Sorry folks, but it’s time for some darkness, though hopefully with a light at the end of the tunnel. It does seem like something always has to be wrong in my life, and while my job is going great (for now!), my home life has just taken a turn for the worse, with no real prospect of it improving until the culprit does the decent thing and moves out.
Yes, it’s my former-drummer housemate again, the guy we pay all our bills to, and the guy who was a jerk to me just before Christmas 2013 (as you may remember), by coincidence around the time of another major storm here in England. Our latest run-in happened in the kitchen as well, but he’d already been a douche to me this year, simply because I was trying to go into the bathroom when he was coming out (y’know, because I wanted to take a shower), and muttering something I didn’t quite catch when he finally let me in. Like I said three years ago, I’m not obliged to “join in” with pranks like that: if he saw I was upset and carried on anyway, he’s practically a bully, and if he was genuinely trying to upset me rather than just have a (bad) joke, he’s definitely a bully!
And so to today, when I came home from a tough evening being tortured by my personal trainer, but couldn’t sit down and rest my legs on the Northern Line because it was crowded due to storm disruption (but don’t pity me, the lady next to me fainted and had to be taken off!). Needing protein, I settled for oven burgers because my local Tesco had mysteriously emptied out the entire section where they stock the veggie burgers intended for a frying pan; as I came home, I began thinking back on how many times I came home to find the guy who used to live in the room beneath mine (where “best mate” lives now) making a huge meal for several of his college friends, when I was hoping to cook my own dinner, and how much it frustrated me when I couldn’t use the oven or hobs…
Which is where it all went wrong: someone had a pie in the oven, and I moved it down so I could fit my burgers in.

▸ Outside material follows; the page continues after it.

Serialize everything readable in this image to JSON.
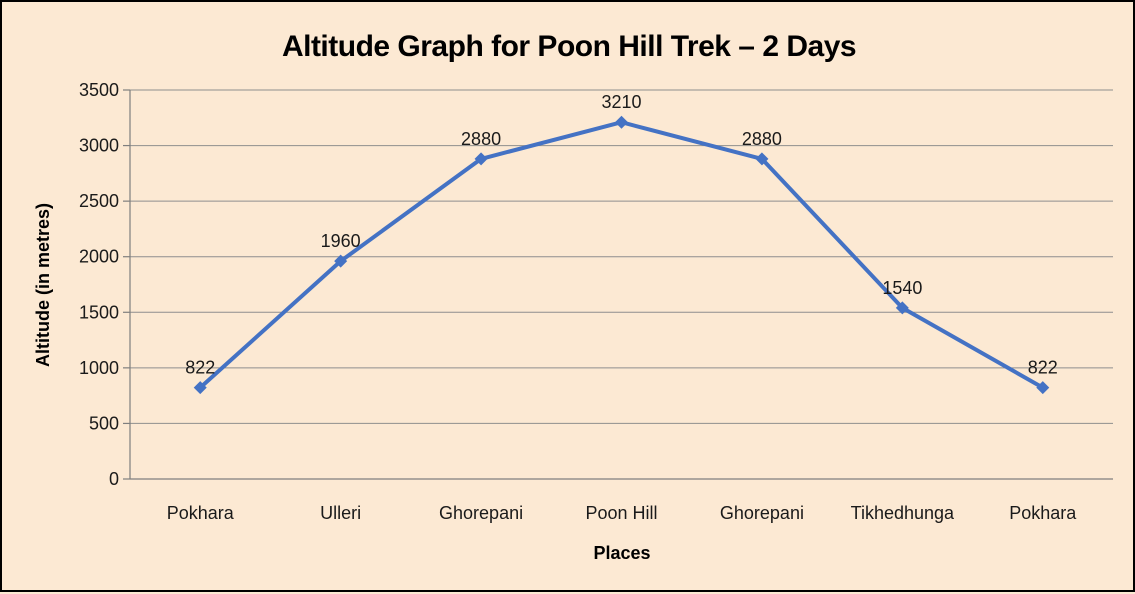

I knew deep down it would be him, and that there was no point asking him how long his food would take so I could wait for him to be finished, because he always behaves like a total see-you-next-Tuesday when I ask him a perfectly reasonable question (one time he just took his food out of the oven and flounced off, even though I was happy to wait on that occasion, as I was going to use the grill!).
When he finally came downstairs to check on his food, he told me off for making it take longer for him by putting it low down, and then took my burgers out of the oven to put his pie at the top; he then stood in front of the oven and wouldn’t let me put my food back in, even though I said I would put them on the lower shelf, until he’d had his fun and finally relented. And just to make matters worse, he said he’d wait 20 minutes for his pie to be done, and tried to get me to leave the kitchen, even though my burgers were a few minutes from being ready — and so he just stood there like a weirdo, trying to psyche me out…
I’m so glad “best mate” was home early (from yet another construction job in Scotland), as he distracted the guy with conversation while I finished up and got the hell out of there. He never sees the way the guy treats me, and while it’s not his place to play psychologist or mediator, it still sucks that he likes the guy and gets on with him… and while it could be argued that I should have moved the pie up instead of down (to be fair, it was in the middle to start with), why not be sensible about it? Why behave like he was getting karmic revenge for some kind of deliberate slight?
This former-drummer housemate is the only person who was here in this house when I first moved in, five years ago; fortunately, now that he’s left music behind and will be working as a trucker, he’s planning to move into his own flat — and this is what keeps me going: the thought that he won’t always be here, and that once he gets a job, he’ll be gone. I’m quite clear that I never want to see him again, because even when he’s being seemingly amiable towards me, it feels like he’s laughing behind a mask, and truly has no respect for me at all — that’s why perhaps I didn’t handle my side of this evening’s dispute as diplomatically as I could have, because it felt like he was just sneering rather than having a valid complaint.
So, no love lost between us — but I hope to be the better man, by simply ignoring him, and avoiding all contact (except where unavoidable, such as paying bills) until he moves out. I’m sure that’ll be a sweet day: I still remember the final departure of “bad housemate” at Caledonian Road, and how it felt like a physical separation of life paths, and how little I think of that guy any more (or, for that matter, the annoying woman at Camden, someone incredibly oblivious to how vexing she was). I don’t want him to get run over or arrested, I just want him out of my life completely.
However, paranoid though I am, it feels like he’ll try to get “revenge” on me in the meantime (you know, for fun), maybe by taking my food out of the oven when I’m cooking (hey, maybe he’ll spit on it too?) — or even by tricking me into eating meat (since he once said he’d “cure” me of my vegetarianism), though admittedly that’s something I’ve been worried about him doing for years. He already rattles the toilet door handle any time I happen to be in there when he wants to go in, as though I’ve personally annoyed him and deliberately chose to get in his way.
I’ll try to keep calm, but I can’t shake the feeling this is going to get worse before it gets better… maybe I’m not paranoid enough?